In the early 1920s, the recent war having wreaked havoc on his personal finances, Igor Stravinsky set about ensuring the future security of his family by exploring avenues of musical life more immediately lucrative. One result of this was a rich series of works featuring the pianoforte in a solo role, designed quite specifically with Stravinsky himself as the pianist. In 1921, he fashioned three extracts from the ballet Petrushka into the Trois Mouvements de Petrouchka for Arthur Rubinstein. Finding, however, that he could not successfully bring off so technically demanding a work, the composer made certain that all of his forthcoming pianoforte compositions lay well within the realm of his own technical capabilities. The Concerto for Piano and Winds was composed in 1923-1924 for performance at one of Koussevitzky's Paris Concerts. It is the first representative in a new line of works that would eventually reach into the last decade of his active life, though by the time of Movements in 1959, Stravinsky was no longer in a position to give the premiere himself. In addition, the concerto is the first large-scale concert work to put to use Stravinsky's "new" neo-Classical style. Since the premiere at the Paris Opera House on May 22, 1924, it has become one of his best-known and most dearly loved works.

Perhaps the most immediately striking aspect of the concerto, ignoring the strong affinities that the basic musical gestures have to those of the Baroque era, is the removal of the string section from the ensemble. Only the string basses remain, Stravinsky having decided that the same all-wind ensemble that he had already used in the Symphonies of Wind Instruments, the Octet, and, for all intents and purposes, the opera Mavra better complemented the timbre of the pianoforte.

The work is in three movements: 1) Largo - Allegro; 2) Larghissimo; and 3) Allegro. After the mock-grandiose, fundamentally Baroque Largo orchestral introduction, the piano enters with a rhythmically energized theme from which almost all the material of the movement is drawn in one way or another. Following the precedent set in his last few piano works, the piano is used in a very percussive manner. After a very long absence, sonata form, or something very like it, has returned to Stravinsky's bag of tricks in this movement. The Largo introduction comes back, much modified, as a coda. The piano begins the second movement alone, offering a lyric theme whose gentle steadiness is balanced by thick, ponderous chords beneath. Stravinsky makes room for two cadenzas as the movement unfolds.
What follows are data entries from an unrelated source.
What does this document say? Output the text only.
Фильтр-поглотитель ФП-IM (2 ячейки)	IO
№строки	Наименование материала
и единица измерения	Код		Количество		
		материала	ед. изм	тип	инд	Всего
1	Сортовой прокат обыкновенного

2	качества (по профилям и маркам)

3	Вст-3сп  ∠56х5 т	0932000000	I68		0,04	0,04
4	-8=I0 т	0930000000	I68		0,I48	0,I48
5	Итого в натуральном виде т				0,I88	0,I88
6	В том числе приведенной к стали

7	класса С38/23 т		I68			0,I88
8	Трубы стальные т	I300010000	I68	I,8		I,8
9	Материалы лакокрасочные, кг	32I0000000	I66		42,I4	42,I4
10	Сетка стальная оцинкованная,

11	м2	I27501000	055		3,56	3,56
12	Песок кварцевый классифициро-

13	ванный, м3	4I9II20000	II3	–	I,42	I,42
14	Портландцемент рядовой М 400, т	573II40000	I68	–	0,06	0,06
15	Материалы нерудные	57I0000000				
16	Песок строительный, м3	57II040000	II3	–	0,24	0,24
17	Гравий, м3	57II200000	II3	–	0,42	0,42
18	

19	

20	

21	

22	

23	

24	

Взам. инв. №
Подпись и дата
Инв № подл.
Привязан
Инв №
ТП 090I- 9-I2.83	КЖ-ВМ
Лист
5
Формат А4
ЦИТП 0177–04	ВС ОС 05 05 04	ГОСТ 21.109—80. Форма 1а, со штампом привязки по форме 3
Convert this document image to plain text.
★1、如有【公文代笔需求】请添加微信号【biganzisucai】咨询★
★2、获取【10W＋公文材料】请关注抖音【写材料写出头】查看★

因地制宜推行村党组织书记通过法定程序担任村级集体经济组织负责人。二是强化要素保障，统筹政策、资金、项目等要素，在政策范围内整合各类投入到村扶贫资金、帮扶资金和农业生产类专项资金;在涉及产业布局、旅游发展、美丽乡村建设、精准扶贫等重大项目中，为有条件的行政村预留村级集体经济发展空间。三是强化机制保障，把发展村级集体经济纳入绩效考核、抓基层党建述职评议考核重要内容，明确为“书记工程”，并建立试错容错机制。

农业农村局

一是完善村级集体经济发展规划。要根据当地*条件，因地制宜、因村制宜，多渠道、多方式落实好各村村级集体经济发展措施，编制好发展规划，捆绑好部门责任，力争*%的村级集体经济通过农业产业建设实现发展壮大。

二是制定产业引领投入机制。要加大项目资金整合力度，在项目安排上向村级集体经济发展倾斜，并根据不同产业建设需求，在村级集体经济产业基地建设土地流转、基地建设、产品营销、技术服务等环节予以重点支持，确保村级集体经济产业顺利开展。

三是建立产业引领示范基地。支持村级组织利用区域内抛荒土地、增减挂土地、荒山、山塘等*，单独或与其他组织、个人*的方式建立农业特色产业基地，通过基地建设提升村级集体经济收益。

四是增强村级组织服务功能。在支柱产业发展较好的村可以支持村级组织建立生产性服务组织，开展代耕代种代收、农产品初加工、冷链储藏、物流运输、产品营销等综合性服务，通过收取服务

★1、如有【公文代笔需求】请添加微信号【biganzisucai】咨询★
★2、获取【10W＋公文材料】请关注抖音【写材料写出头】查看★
At the end of the final Allegro movement, the Largo introduction to the first movement is heard from again, only to this time fade away into a pause that suddenly bursts into the Vivo plunge to the final C major cadence. In 1950, Stravinsky made a revision of the concerto, making a few small changes of instrumentation and many more substantial alterations to the metronome and tempo markings; in the 1950 version, the title of the second movement has been changed from Larghissimo to Largo.